Это была она. Я стоял над её всё таким же молодым и таким же прекрасным телом и не верил, не хотел верить в то, что её больше нет. Всё моё сознание, мой рассудок, несмотря на семидесятипятилетний возраст ещё ясный и продуктивно мыслящий, не хотел доверяться глазам. Он отказывался воспринимать эту страшную картину на обочине всегда такой пустынной дороги, не соглашался видеть огромного бурого пятна запёкшейся и уже высохшей крови, расползшегося по холодному серому асфальту во все стороны от её прекрасной головки. Не замечал пугающей неестественности позы её стройного тела, он не видел даже одеяла, которым оно было накрыто.
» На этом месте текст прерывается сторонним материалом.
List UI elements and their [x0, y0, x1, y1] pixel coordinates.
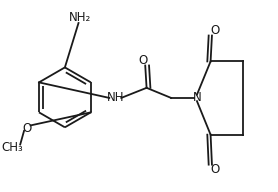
Text: O: O: [23, 122, 32, 135]
Text: NH: NH: [106, 91, 124, 104]
Text: O: O: [210, 163, 219, 176]
Text: CH₃: CH₃: [2, 141, 23, 154]
Text: O: O: [138, 54, 147, 67]
Text: N: N: [193, 91, 201, 104]
Text: O: O: [210, 24, 219, 37]
Text: NH₂: NH₂: [69, 11, 91, 24]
Он хотел, желал, жаждал видеть перед собой любимое, молодое, прекрасное, а главное, живое тело, такое доверчиво-податливое, горящее в любовной лихорадке, трепетное и любящее, пугливо, по-детски вздрагивающее от каждого нежного прикосновения нетерпеливых рук, обжигающих губ, вездесущего, бесстыжего языка. И Бог знает чего ещё уместного и неуместного, естественного и противоестественного, смиренного и дерзкого в необузданных фантазиях любовной игры, когда рассудок добровольно, без какого-то ни было насилия над собой, целиком подчиняется чувству, и подвластный ему, без колебаний отдавшись страстному сердцу, синхронно вибрирует в такт с каждым его ударом. Послушный разум, преломляя и исправляя неумолимую действительность, предоставил сознанию то, что оно искало, без чего не мыслило себя, отказывалось жить.
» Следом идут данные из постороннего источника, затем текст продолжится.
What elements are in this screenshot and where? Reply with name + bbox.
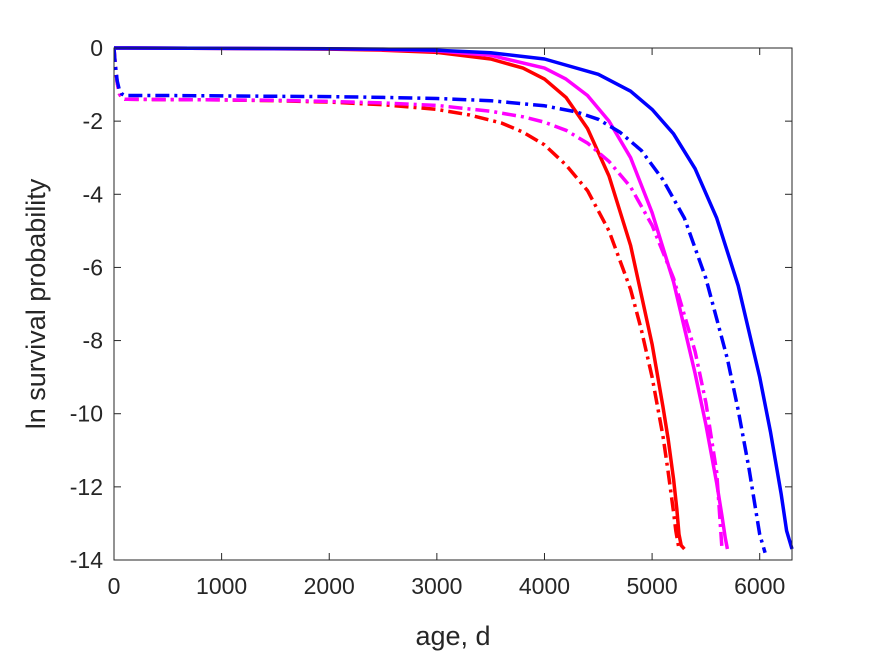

Она открыла свои большие небесно-голубые глаза, стыдливо, как школьница, одернула задравшееся почти до пояса платье, прикрыв точёные, как у античной статуи ноги, встала с асфальта, подошла вплотную, касаясь высокой, твердой девичьей грудью моей груди, обвила ласковыми, тёплыми руками мою шею и, прижавшись близко-близко, так, что её горячее дыхание, слившись с моим, обратилось в одно, общее, произнесла трепетными устами: «Как же долго я тебя ждала. Наконец-то ты приехал. Никогда, слышишь, никогда не оставляй меня больше, мне очень плохо без тебя. И мне, и нашему маленькому. Пойдем в дом, я покажу тебе его, он очень славный, и очень похож на тебя».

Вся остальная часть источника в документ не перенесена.